Moving files in a local network - would compressing improve speed?
Aside of the type of the file, this is especially dependent of the amount of files. While transferring bulk data is theoretically possible at network speed, there's a lot of overhead associated with file system operations such as enumerating files and properties, creating them and deleting them.
If you have a large amount of small files, the overhead can even get larger than the data to be transmitted.
In such cases, archiving the data before transmission can be a huge benefit. If it's badly compressible data (encrypted and/or already compressed data), I recommend to not compress the archive to save a lot of time - just use tar.
If the files are compressible (uncompressed bitmaps, text), also compressing might make sense.
It largely depends on the type of files you are moving.
- If your files are like PDF, JPEG movies, Installation files, etc,
they are likely to be already compressed and will not give you a great advantage. - If its source files compressing will be quite useful.
- If its lots of small files, at least a
tar
archive will be useful.
Finally, if your source machine has lots of processing power and memory,
compression would be in useful time -- else just a tar
(based on above points) would suffice.
Since your network is just 100 Mbps, you should lean towards compression if that helps.
But, if you are transferring files that cannot be compressed much,
you should start accounting for the transfer time
Alternatively, you could consider other mediums for transfer (like USB/DVD).
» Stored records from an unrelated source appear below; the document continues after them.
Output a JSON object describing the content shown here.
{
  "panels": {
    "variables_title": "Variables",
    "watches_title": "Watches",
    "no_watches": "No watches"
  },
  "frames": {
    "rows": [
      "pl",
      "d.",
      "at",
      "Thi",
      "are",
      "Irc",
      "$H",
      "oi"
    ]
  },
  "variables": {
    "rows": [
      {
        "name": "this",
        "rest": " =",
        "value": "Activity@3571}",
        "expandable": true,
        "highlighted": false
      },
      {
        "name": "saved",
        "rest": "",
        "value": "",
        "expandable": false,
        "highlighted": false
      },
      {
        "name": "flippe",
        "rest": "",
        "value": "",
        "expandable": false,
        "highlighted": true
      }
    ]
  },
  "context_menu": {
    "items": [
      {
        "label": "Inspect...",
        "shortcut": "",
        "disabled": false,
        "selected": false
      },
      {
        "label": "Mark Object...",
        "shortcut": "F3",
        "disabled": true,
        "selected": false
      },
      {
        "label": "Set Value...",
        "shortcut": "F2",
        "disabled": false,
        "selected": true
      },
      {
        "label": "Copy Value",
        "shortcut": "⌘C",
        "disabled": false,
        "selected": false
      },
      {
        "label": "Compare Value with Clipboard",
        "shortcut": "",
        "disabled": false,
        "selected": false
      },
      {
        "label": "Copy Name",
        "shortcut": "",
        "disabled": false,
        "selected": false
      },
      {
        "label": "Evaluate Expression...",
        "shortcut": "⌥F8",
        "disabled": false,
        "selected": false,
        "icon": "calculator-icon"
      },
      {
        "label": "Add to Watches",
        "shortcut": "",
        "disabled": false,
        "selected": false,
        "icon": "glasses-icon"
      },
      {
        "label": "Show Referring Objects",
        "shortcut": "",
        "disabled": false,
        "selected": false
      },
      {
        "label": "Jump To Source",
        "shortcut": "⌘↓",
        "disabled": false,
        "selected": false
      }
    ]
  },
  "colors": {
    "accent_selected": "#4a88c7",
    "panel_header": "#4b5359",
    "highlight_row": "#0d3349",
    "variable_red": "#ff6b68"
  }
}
Probably the fastest technique is taring the data up, running it through a pipe, and then untaring at the other end.
Something like this
$ tar -czf - root_dir | ssh -c blowfish remote_machine (cd parent_dir ; tar -xzf -)
The -z flag tells tar to compress, which should be very similar to a separate gzip step, which you include separately if you want.
If you need to copy or synchronize data a subsequent time, you can use rsync (-z gives compression). In particular, if the above command is interrupted, rsync will confirm your data, and send anything you missed.
It will be much cleaner if ssh is not asking you for passwords, but I think it will work even with passwords.